I am truly grateful for your willingness to provide the test set; you are a real lifesaver. If possible, could you also provide the relevant code for testing the FGD metric? Following the evaluation metrics written in your train function results in an error in motion_autoencoder because CaMN uses a sliding window to generate multiple latents. According to your method, it only gets one latent with shape (1, 34, 192) for batch size 1, whereas CaMN gets around 83 latents through sliding window, resulting in a shape of (83, 34, 192). yours: latent_out = self.eval_model(outputs[:, :34, :].float()) latent_ori = self.eval_model(motions[:, :34, :].float())

CaMN:

         for j in range(num_divs):
                 if j == 0:
                     cat_results = myoutputs[:,j*stride:j*stride+pose_length, :]#[83, 34, 141]
                     cat_targets = tar_pose2[:,j*stride:j*stride+pose_length, :]
                 else:
                     cat_results = torch.cat([cat_results, myoutputs[:,j*stride:j*stride+pose_length, :]], 0)
                    cat_targets = torch.cat([cat_targets, tar_pose2[:,j*stride:j*stride+pose_length, :]], 0)
             latent_out = self.eval_model(cat_results.float())
             latent_ori = self.eval_model(cat_targets.float())

One guess is that according to the data.mdb you provided, the shape of the pose/pose_axis_angle variable in the test_dataset I read is [855, 141], not [256, 34, 141] as you commented.
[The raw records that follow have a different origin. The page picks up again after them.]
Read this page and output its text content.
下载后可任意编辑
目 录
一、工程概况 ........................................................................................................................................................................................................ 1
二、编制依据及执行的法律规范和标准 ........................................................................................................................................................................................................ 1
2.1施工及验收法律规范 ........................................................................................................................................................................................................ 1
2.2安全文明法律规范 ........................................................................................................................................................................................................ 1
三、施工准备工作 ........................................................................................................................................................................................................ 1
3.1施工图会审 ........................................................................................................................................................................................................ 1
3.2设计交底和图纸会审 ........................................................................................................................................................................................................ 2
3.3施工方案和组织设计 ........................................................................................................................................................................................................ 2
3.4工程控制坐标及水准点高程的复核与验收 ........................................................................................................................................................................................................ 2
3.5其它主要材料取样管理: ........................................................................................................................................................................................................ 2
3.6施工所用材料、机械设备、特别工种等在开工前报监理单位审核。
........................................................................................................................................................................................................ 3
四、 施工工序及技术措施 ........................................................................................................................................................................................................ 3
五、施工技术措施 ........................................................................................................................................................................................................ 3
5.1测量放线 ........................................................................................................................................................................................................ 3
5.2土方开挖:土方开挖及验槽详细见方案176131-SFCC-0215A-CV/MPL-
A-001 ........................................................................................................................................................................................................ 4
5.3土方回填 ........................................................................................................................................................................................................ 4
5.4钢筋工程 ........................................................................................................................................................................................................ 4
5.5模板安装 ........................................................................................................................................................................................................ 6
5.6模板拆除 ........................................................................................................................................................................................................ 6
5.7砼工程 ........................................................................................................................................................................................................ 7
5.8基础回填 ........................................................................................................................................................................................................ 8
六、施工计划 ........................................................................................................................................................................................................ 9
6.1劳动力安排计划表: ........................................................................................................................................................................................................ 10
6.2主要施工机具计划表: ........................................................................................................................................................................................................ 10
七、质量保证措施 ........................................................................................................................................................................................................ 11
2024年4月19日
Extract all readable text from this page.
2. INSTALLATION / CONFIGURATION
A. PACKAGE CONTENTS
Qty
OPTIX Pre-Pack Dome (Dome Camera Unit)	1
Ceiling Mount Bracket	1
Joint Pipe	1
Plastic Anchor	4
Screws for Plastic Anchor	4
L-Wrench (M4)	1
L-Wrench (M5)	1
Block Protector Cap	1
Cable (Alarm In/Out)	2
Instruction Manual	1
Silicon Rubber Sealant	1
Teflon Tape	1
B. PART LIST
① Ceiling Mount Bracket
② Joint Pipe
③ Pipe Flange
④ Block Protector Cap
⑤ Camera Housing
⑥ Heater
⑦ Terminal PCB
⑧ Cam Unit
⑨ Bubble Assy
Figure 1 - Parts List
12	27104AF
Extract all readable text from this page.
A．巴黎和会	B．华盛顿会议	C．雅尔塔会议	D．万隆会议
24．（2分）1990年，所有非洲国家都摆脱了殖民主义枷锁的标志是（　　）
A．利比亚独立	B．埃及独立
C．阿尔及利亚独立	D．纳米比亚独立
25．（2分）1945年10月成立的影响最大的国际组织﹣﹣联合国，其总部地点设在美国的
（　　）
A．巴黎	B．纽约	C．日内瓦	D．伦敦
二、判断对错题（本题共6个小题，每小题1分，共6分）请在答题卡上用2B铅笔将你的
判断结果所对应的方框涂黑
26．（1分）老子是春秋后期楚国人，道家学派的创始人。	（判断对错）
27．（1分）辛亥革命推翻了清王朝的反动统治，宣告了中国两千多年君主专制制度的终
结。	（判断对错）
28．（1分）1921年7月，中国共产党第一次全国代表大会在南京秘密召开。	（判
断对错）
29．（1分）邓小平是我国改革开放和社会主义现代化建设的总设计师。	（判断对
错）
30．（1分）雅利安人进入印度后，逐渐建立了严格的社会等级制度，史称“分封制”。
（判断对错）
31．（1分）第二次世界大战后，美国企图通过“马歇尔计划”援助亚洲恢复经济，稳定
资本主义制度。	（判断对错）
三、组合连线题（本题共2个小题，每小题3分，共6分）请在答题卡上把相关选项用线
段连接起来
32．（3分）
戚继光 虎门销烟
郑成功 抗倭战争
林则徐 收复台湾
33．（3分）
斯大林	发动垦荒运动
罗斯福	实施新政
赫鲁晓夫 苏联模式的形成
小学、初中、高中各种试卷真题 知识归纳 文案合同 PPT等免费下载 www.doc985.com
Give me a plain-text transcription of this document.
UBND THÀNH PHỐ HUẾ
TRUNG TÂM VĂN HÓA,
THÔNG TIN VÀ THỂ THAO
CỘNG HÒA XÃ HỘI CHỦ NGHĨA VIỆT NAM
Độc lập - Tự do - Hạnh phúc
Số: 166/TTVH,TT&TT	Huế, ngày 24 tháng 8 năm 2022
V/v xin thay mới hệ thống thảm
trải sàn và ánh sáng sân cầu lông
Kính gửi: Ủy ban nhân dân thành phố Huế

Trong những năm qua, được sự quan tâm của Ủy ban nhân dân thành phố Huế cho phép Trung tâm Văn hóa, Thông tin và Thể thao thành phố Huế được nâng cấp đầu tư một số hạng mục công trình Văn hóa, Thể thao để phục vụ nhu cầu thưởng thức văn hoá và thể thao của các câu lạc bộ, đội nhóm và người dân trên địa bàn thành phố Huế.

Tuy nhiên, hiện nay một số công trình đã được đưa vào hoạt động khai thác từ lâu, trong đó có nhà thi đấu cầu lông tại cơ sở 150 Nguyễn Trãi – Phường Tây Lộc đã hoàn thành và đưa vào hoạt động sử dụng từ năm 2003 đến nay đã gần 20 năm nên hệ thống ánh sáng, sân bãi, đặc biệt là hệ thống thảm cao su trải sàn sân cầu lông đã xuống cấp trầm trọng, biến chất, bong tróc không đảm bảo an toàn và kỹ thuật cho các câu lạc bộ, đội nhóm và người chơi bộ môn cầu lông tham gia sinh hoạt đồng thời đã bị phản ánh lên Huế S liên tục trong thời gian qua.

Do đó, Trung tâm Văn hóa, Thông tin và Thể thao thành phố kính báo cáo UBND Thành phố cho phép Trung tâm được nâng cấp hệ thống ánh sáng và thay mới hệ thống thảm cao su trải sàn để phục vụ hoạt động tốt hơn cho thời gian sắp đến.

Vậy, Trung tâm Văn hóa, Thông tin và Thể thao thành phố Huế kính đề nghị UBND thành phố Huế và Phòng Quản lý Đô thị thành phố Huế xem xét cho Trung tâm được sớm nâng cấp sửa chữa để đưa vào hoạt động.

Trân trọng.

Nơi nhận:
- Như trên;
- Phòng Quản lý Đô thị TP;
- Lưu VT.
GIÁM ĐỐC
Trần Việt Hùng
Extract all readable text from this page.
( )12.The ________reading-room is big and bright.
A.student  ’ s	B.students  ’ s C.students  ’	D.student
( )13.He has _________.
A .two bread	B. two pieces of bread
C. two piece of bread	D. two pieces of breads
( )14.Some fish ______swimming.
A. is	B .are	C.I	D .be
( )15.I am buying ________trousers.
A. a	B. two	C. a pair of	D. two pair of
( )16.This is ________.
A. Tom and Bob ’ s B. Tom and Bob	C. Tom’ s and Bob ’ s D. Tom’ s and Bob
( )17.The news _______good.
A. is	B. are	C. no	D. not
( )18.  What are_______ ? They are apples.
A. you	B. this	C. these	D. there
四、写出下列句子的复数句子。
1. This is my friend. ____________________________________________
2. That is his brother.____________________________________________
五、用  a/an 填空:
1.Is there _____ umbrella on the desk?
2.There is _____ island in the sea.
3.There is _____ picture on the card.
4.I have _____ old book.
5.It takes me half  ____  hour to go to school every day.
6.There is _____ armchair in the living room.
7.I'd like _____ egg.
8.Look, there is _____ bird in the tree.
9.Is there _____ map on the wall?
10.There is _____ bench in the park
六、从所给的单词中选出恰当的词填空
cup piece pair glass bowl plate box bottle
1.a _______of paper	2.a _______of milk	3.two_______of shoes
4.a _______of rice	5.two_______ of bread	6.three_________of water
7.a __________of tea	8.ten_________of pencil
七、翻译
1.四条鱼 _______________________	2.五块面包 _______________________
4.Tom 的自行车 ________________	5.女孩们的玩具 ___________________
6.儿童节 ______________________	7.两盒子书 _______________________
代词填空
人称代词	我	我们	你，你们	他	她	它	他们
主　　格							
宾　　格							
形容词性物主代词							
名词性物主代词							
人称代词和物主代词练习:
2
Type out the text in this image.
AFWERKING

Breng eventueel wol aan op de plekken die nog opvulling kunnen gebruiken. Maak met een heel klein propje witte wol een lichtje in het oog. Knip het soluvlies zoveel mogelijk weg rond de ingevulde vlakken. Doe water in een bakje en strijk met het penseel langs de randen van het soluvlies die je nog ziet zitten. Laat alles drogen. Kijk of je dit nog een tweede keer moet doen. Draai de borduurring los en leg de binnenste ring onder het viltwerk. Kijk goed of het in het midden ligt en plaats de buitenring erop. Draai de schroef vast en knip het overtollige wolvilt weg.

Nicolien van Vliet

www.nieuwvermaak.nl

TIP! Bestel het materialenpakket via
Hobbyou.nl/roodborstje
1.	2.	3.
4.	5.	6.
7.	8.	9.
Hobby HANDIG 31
So, whether I follow your method in the train function or use a sliding window like CaMN, I still don't get the correct metric. If you could provide the testing code, I would be incredibly grateful. You are truly a kind person, an angel!Here is my Google email: lbj1040702929@gmail.com ! Thank you.

lovemino commented 6 days ago

Hello, I have a simple question. Did you use the Beat 2, 4, 6, 8 dataset but with a different processing method, so you retrained the autoencoder? When comparing with CaMN, did you convert the results from the CaMN model to Axis-Angle to calculate the metrics, or did you retrain the entire CaMN model using your processed dataset? Thank you very much! I would be very grateful if you could answer.